Aaron Zhong
Data Science & Biostatistics
University of Washington, Seattle
Aaron Zhong

About Me

I am currently a graduate student in Biostatistics at the University of Washington. I earned my B.S. in Computer Science from Duke University and Duke Kunshan University. My academic interests lie at the intersection of data science and public health, with a focus on applying statistical methods to real-world health problems.

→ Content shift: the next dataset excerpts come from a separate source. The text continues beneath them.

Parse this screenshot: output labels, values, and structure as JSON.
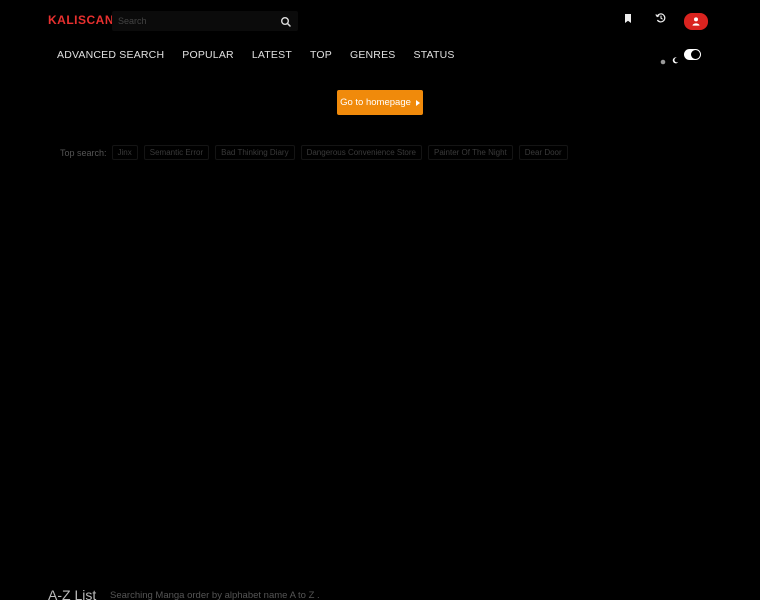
{
  "header": {
    "logo_part1": "KALI",
    "logo_part2": "SCAN",
    "search_placeholder": "Search",
    "icons": {
      "search": "search-icon",
      "bookmark": "bookmark-icon",
      "history": "history-icon",
      "user": "user-icon"
    },
    "accent_color": "#d9231f"
  },
  "nav": {
    "items": [
      "ADVANCED SEARCH",
      "POPULAR",
      "LATEST",
      "TOP",
      "GENRES",
      "STATUS"
    ]
  },
  "theme_toggle": {
    "sun_icon": "sun-icon",
    "moon_icon": "moon-icon",
    "state": "dark"
  },
  "main": {
    "home_button_label": "Go to homepage",
    "home_button_color": "#f08a0b",
    "top_search_label": "Top search:",
    "top_search_tags": [
      "Jinx",
      "Semantic Error",
      "Bad Thinking Diary",
      "Dangerous Convenience Store",
      "Painter Of The Night",
      "Dear Door"
    ]
  },
  "az_list": {
    "title": "A-Z List",
    "subtitle": "Searching Manga order by alphabet name A to Z ."
  }
}
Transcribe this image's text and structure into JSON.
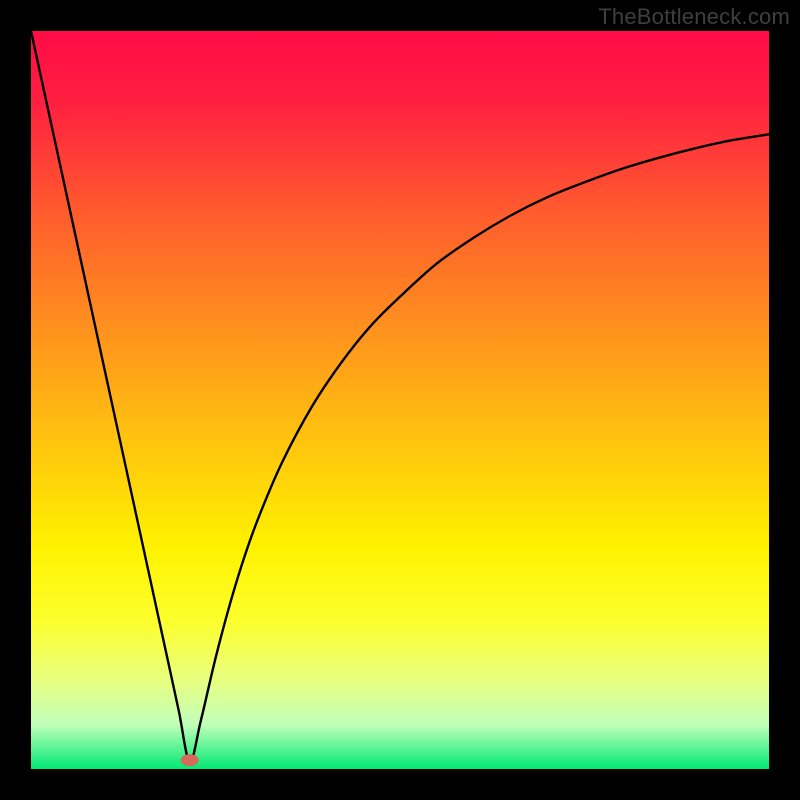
{
  "watermark": "TheBottleneck.com",
  "chart_data": {
    "type": "line",
    "title": "",
    "xlabel": "",
    "ylabel": "",
    "xlim": [
      0,
      100
    ],
    "ylim": [
      0,
      100
    ],
    "grid": false,
    "legend": false,
    "background_gradient": {
      "stops": [
        {
          "offset": 0.0,
          "color": "#ff0b46"
        },
        {
          "offset": 0.1,
          "color": "#ff2140"
        },
        {
          "offset": 0.25,
          "color": "#ff5d2d"
        },
        {
          "offset": 0.4,
          "color": "#ff901e"
        },
        {
          "offset": 0.55,
          "color": "#ffc20f"
        },
        {
          "offset": 0.7,
          "color": "#fff200"
        },
        {
          "offset": 0.8,
          "color": "#fcff2d"
        },
        {
          "offset": 0.88,
          "color": "#e8ff80"
        },
        {
          "offset": 0.94,
          "color": "#c0ffba"
        },
        {
          "offset": 1.0,
          "color": "#00e974"
        }
      ]
    },
    "marker": {
      "x": 21.5,
      "y": 1.2,
      "color": "#d66a5a"
    },
    "series": [
      {
        "name": "curve",
        "x": [
          0,
          2,
          4,
          6,
          8,
          10,
          12,
          14,
          16,
          18,
          20,
          21.5,
          23,
          25,
          27,
          29,
          31,
          34,
          38,
          42,
          46,
          50,
          55,
          60,
          65,
          70,
          75,
          80,
          85,
          90,
          95,
          100
        ],
        "y": [
          100,
          90.8,
          81.6,
          72.4,
          63.2,
          54.0,
          44.8,
          35.6,
          26.4,
          17.2,
          8.0,
          1.0,
          6.5,
          15.0,
          22.5,
          29.0,
          34.5,
          41.5,
          49.0,
          55.0,
          60.0,
          64.0,
          68.5,
          72.0,
          75.0,
          77.5,
          79.5,
          81.3,
          82.8,
          84.1,
          85.2,
          86.0
        ]
      }
    ]
  }
}
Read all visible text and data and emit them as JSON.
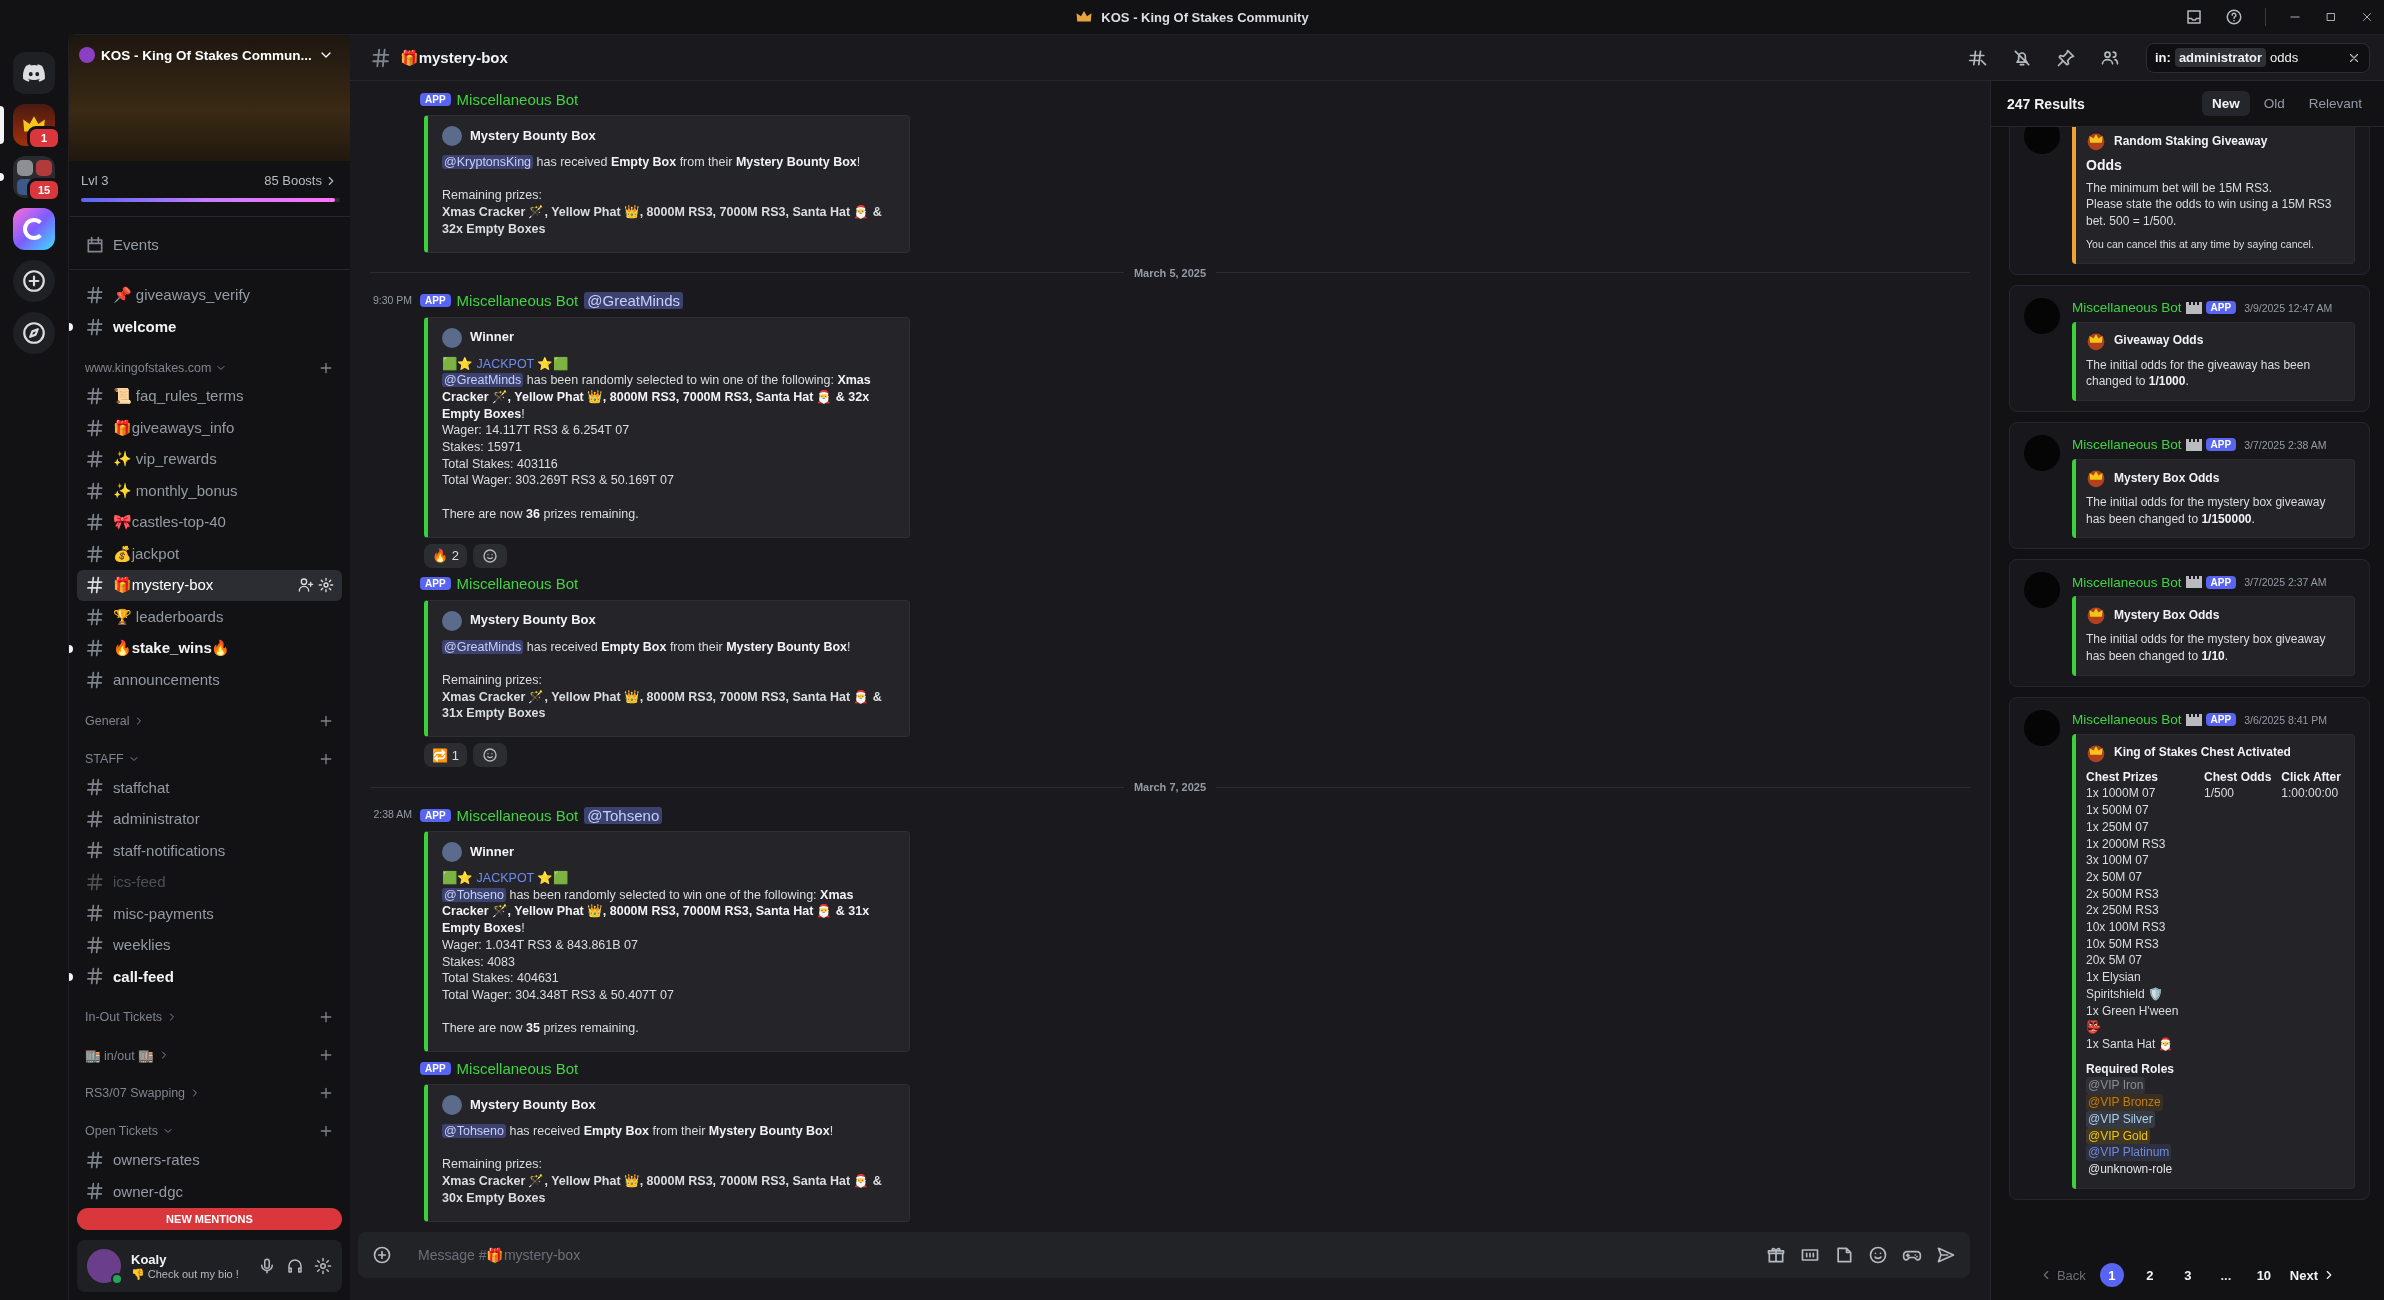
{
  "window": {
    "title": "KOS - King Of Stakes Community"
  },
  "servers": [
    {
      "kind": "home",
      "selected": false,
      "unread": false
    },
    {
      "kind": "server",
      "badge": "1",
      "selected": true,
      "unread": false
    },
    {
      "kind": "folder",
      "badge": "15",
      "selected": false,
      "unread": true
    },
    {
      "kind": "app",
      "selected": false,
      "unread": false
    },
    {
      "kind": "add",
      "selected": false,
      "unread": false
    },
    {
      "kind": "discover",
      "selected": false,
      "unread": false
    }
  ],
  "server": {
    "name": "KOS - King Of Stakes Commun...",
    "tier": "Lvl 3",
    "boosts": "85 Boosts",
    "boost_bar": {
      "level": 0.98
    }
  },
  "sidebar": {
    "items": [
      {
        "kind": "events",
        "name": "Events"
      },
      {
        "kind": "channel",
        "name": "📌 giveaways_verify",
        "selected": false,
        "unread": false,
        "muted": false
      },
      {
        "kind": "channel",
        "name": "welcome",
        "selected": false,
        "unread": true,
        "muted": false
      },
      {
        "kind": "category",
        "name": "www.kingofstakes.com",
        "expanded": true
      },
      {
        "kind": "channel",
        "name": "📜 faq_rules_terms",
        "selected": false,
        "unread": false,
        "muted": false
      },
      {
        "kind": "channel",
        "name": "🎁giveaways_info",
        "selected": false,
        "unread": false,
        "muted": false
      },
      {
        "kind": "channel",
        "name": "✨ vip_rewards",
        "selected": false,
        "unread": false,
        "muted": false
      },
      {
        "kind": "channel",
        "name": "✨ monthly_bonus",
        "selected": false,
        "unread": false,
        "muted": false
      },
      {
        "kind": "channel",
        "name": "🎀castles-top-40",
        "selected": false,
        "unread": false,
        "muted": false
      },
      {
        "kind": "channel",
        "name": "💰jackpot",
        "selected": false,
        "unread": false,
        "muted": false
      },
      {
        "kind": "channel",
        "name": "🎁mystery-box",
        "selected": true,
        "unread": false,
        "muted": false
      },
      {
        "kind": "channel",
        "name": "🏆 leaderboards",
        "selected": false,
        "unread": false,
        "muted": false
      },
      {
        "kind": "channel",
        "name": "🔥stake_wins🔥",
        "selected": false,
        "unread": true,
        "muted": false
      },
      {
        "kind": "channel",
        "name": "announcements",
        "selected": false,
        "unread": false,
        "muted": false
      },
      {
        "kind": "category",
        "name": "General",
        "expanded": false
      },
      {
        "kind": "category",
        "name": "STAFF",
        "expanded": true
      },
      {
        "kind": "channel",
        "name": "staffchat",
        "selected": false,
        "unread": false,
        "muted": false
      },
      {
        "kind": "channel",
        "name": "administrator",
        "selected": false,
        "unread": false,
        "muted": false
      },
      {
        "kind": "channel",
        "name": "staff-notifications",
        "selected": false,
        "unread": false,
        "muted": false
      },
      {
        "kind": "channel",
        "name": "ics-feed",
        "selected": false,
        "unread": false,
        "muted": true
      },
      {
        "kind": "channel",
        "name": "misc-payments",
        "selected": false,
        "unread": false,
        "muted": false
      },
      {
        "kind": "channel",
        "name": "weeklies",
        "selected": false,
        "unread": false,
        "muted": false
      },
      {
        "kind": "channel",
        "name": "call-feed",
        "selected": false,
        "unread": true,
        "muted": false
      },
      {
        "kind": "category",
        "name": "In-Out Tickets",
        "expanded": false
      },
      {
        "kind": "category",
        "name": "🏬 in/out 🏬",
        "expanded": false
      },
      {
        "kind": "category",
        "name": "RS3/07 Swapping",
        "expanded": false
      },
      {
        "kind": "category",
        "name": "Open Tickets",
        "expanded": true
      },
      {
        "kind": "channel",
        "name": "owners-rates",
        "selected": false,
        "unread": false,
        "muted": false
      },
      {
        "kind": "channel",
        "name": "owner-dgc",
        "selected": false,
        "unread": false,
        "muted": false
      }
    ],
    "new_mentions": "NEW MENTIONS"
  },
  "user": {
    "name": "Koaly",
    "status": "👎 Check out my bio !",
    "online": true
  },
  "header": {
    "channel": "🎁mystery-box",
    "search": {
      "filter": "in:",
      "filter_value": "administrator",
      "value": "odds"
    }
  },
  "chat": {
    "messages": [
      {
        "kind": "message",
        "tag": "APP",
        "author": "Miscellaneous Bot",
        "embed": {
          "title": "Mystery Bounty Box",
          "paragraphs": [
            [
              {
                "kind": "mention",
                "mention": "@KryptonsKing",
                "text": " has received **Empty Box** from their **Mystery Bounty Box**!"
              }
            ],
            [
              {
                "kind": "text",
                "text": "Remaining prizes:"
              },
              {
                "kind": "bold",
                "text": "Xmas Cracker 🪄, Yellow Phat 👑, 8000M RS3, 7000M RS3, Santa Hat 🎅 & 32x Empty Boxes"
              }
            ]
          ]
        }
      },
      {
        "kind": "date",
        "text": "March 5, 2025"
      },
      {
        "kind": "message",
        "time": "9:30 PM",
        "tag": "APP",
        "author": "Miscellaneous Bot",
        "mention": "@GreatMinds",
        "embed": {
          "title": "Winner",
          "paragraphs": [
            [
              {
                "kind": "jackpot",
                "text": "🟩⭐ JACKPOT ⭐🟩"
              },
              {
                "kind": "mention",
                "mention": "@GreatMinds",
                "text": " has been randomly selected to win one of the following: **Xmas Cracker 🪄, Yellow Phat 👑, 8000M RS3, 7000M RS3, Santa Hat 🎅 & 32x Empty Boxes**!"
              },
              {
                "kind": "text",
                "text": "Wager: 14.117T RS3 & 6.254T 07"
              },
              {
                "kind": "text",
                "text": "Stakes: 15971"
              },
              {
                "kind": "text",
                "text": "Total Stakes: 403116"
              },
              {
                "kind": "text",
                "text": "Total Wager: 303.269T RS3 & 50.169T 07"
              }
            ],
            [
              {
                "kind": "text",
                "text": "There are now **36** prizes remaining."
              }
            ]
          ]
        },
        "reactions": [
          {
            "emoji": "🔥",
            "count": "2"
          }
        ]
      },
      {
        "kind": "message",
        "tag": "APP",
        "author": "Miscellaneous Bot",
        "embed": {
          "title": "Mystery Bounty Box",
          "paragraphs": [
            [
              {
                "kind": "mention",
                "mention": "@GreatMinds",
                "text": " has received **Empty Box** from their **Mystery Bounty Box**!"
              }
            ],
            [
              {
                "kind": "text",
                "text": "Remaining prizes:"
              },
              {
                "kind": "bold",
                "text": "Xmas Cracker 🪄, Yellow Phat 👑, 8000M RS3, 7000M RS3, Santa Hat 🎅 & 31x Empty Boxes"
              }
            ]
          ]
        },
        "reactions": [
          {
            "emoji": "🔁",
            "count": "1"
          }
        ]
      },
      {
        "kind": "date",
        "text": "March 7, 2025"
      },
      {
        "kind": "message",
        "time": "2:38 AM",
        "tag": "APP",
        "author": "Miscellaneous Bot",
        "mention": "@Tohseno",
        "embed": {
          "title": "Winner",
          "paragraphs": [
            [
              {
                "kind": "jackpot",
                "text": "🟩⭐ JACKPOT ⭐🟩"
              },
              {
                "kind": "mention",
                "mention": "@Tohseno",
                "text": " has been randomly selected to win one of the following: **Xmas Cracker 🪄, Yellow Phat 👑, 8000M RS3, 7000M RS3, Santa Hat 🎅 & 31x Empty Boxes**!"
              },
              {
                "kind": "text",
                "text": "Wager: 1.034T RS3 & 843.861B 07"
              },
              {
                "kind": "text",
                "text": "Stakes: 4083"
              },
              {
                "kind": "text",
                "text": "Total Stakes: 404631"
              },
              {
                "kind": "text",
                "text": "Total Wager: 304.348T RS3 & 50.407T 07"
              }
            ],
            [
              {
                "kind": "text",
                "text": "There are now **35** prizes remaining."
              }
            ]
          ]
        }
      },
      {
        "kind": "message",
        "tag": "APP",
        "author": "Miscellaneous Bot",
        "embed": {
          "title": "Mystery Bounty Box",
          "paragraphs": [
            [
              {
                "kind": "mention",
                "mention": "@Tohseno",
                "text": " has received **Empty Box** from their **Mystery Bounty Box**!"
              }
            ],
            [
              {
                "kind": "text",
                "text": "Remaining prizes:"
              },
              {
                "kind": "bold",
                "text": "Xmas Cracker 🪄, Yellow Phat 👑, 8000M RS3, 7000M RS3, Santa Hat 🎅 & 30x Empty Boxes"
              }
            ]
          ]
        }
      }
    ],
    "input": {
      "placeholder": "Message #🎁mystery-box"
    }
  },
  "search": {
    "count": "247 Results",
    "sorts": [
      {
        "label": "New",
        "selected": true
      },
      {
        "label": "Old",
        "selected": false
      },
      {
        "label": "Relevant",
        "selected": false
      }
    ],
    "results": [
      {
        "embed": {
          "color": "#f0a232",
          "title": "Random Staking Giveaway",
          "heading": "Odds",
          "lines": [
            "The minimum bet will be 15M RS3.",
            "Please state the odds to win using a 15M RS3 bet. 500 = 1/500."
          ],
          "footer": "You can cancel this at any time by saying cancel."
        }
      },
      {
        "author": "Miscellaneous Bot",
        "tag": "APP",
        "time": "3/9/2025 12:47 AM",
        "embed": {
          "color": "#3ad13a",
          "title": "Giveaway Odds",
          "lines": [
            "The initial odds for the giveaway has been changed to **1/1000**."
          ]
        }
      },
      {
        "author": "Miscellaneous Bot",
        "tag": "APP",
        "time": "3/7/2025 2:38 AM",
        "embed": {
          "color": "#3ad13a",
          "title": "Mystery Box Odds",
          "lines": [
            "The initial odds for the mystery box giveaway has been changed to **1/150000**."
          ]
        }
      },
      {
        "author": "Miscellaneous Bot",
        "tag": "APP",
        "time": "3/7/2025 2:37 AM",
        "embed": {
          "color": "#3ad13a",
          "title": "Mystery Box Odds",
          "lines": [
            "The initial odds for the mystery box giveaway has been changed to **1/10**."
          ]
        }
      },
      {
        "author": "Miscellaneous Bot",
        "tag": "APP",
        "time": "3/6/2025 8:41 PM",
        "embed": {
          "color": "#3ad13a",
          "title": "King of Stakes Chest Activated",
          "fields": [
            {
              "name": "Chest Prizes",
              "values": [
                "1x 1000M 07",
                "1x 500M 07",
                "1x 250M 07",
                "1x 2000M RS3",
                "3x 100M 07",
                "2x 50M 07",
                "2x 500M RS3",
                "2x 250M RS3",
                "10x 100M RS3",
                "10x 50M RS3",
                "20x 5M 07",
                "1x Elysian Spiritshield 🛡️",
                "1x Green H'ween 👺",
                "1x Santa Hat 🎅"
              ]
            },
            {
              "name": "Chest Odds",
              "values": [
                "1/500"
              ]
            },
            {
              "name": "Click After",
              "values": [
                "1:00:00:00"
              ]
            }
          ],
          "roles_title": "Required Roles",
          "roles": [
            {
              "kind": "role",
              "name": "@VIP Iron",
              "color": "#8a8e94"
            },
            {
              "kind": "role",
              "name": "@VIP Bronze",
              "color": "#c27c0e"
            },
            {
              "kind": "role",
              "name": "@VIP Silver",
              "color": "#a9cdeb"
            },
            {
              "kind": "role",
              "name": "@VIP Gold",
              "color": "#f1c40f"
            },
            {
              "kind": "role",
              "name": "@VIP Platinum",
              "color": "#7289da"
            },
            {
              "kind": "unknown",
              "name": "@unknown-role",
              "color": "#e3e5e8"
            }
          ]
        }
      }
    ],
    "pagination": {
      "back": {
        "label": "Back",
        "disabled": true
      },
      "pages": [
        {
          "kind": "page",
          "label": "1",
          "selected": true
        },
        {
          "kind": "page",
          "label": "2",
          "selected": false
        },
        {
          "kind": "page",
          "label": "3",
          "selected": false
        },
        {
          "kind": "gap",
          "label": "..."
        },
        {
          "kind": "page",
          "label": "10",
          "selected": false
        }
      ],
      "next": {
        "label": "Next",
        "disabled": false
      }
    }
  }
}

I am currently serving as a teaching assistant for BIOST 310: Biostatistics for the Health Sciences, supervised by Prof. Robin Mejia, where I lead discussion sections and support students in understanding core statistical concepts.

Experiences

Current
Seattle, WA

Teaching Assistant — BIOST 310, University of Washington

  • Lead discussion sections for Biostatistics for the Health Sciences, supervised by Prof. Robin Mejia.
  • Support students in understanding core statistical concepts including hypothesis testing, regression, and data interpretation.

June 2025 – Aug 2025
Shenzhen, China

Data Scientist Intern — Haplox Biotechnology

  • Architected an end-to-end genomic pipeline via SQL/Python for early lung cancer diagnostics, multiprocessing 1K+ samples and 100K+ features, reducing preprocessing time by 40%.
  • Streamlined high-dimensional biological datasets from 100K+ down to ~300 prognostic features using variance thresholds and mutual information SelectKBest algorithms.
  • Deployed a Random Forest diagnostic model with rigorous cross-validation via scikit-learn, achieving AUC of 0.98 to identify top genomic predictors from fragmented sequence data.
  • Designed Tableau dashboards to monitor prediction distributions across healthy and cancerous cohorts, guiding iterative feature refinement.

Aug 2024 – Nov 2024
Shanghai, China

Data Analyst Intern — Lilly Asia Ventures

  • Evaluated early-stage investment viability for medical device portfolios via EDA on 50+ variables, assessing funding history and valuation trends to dictate capital allocation strategies.
  • Implemented logistic regression models using multi-dimensional company growth and market indicators to quantify product commercialization probability and mitigate financial risk.
  • Designed Tableau visualizations to track competitive market share and long-term financial projections, streamlining scenario analysis for executive-level due diligence.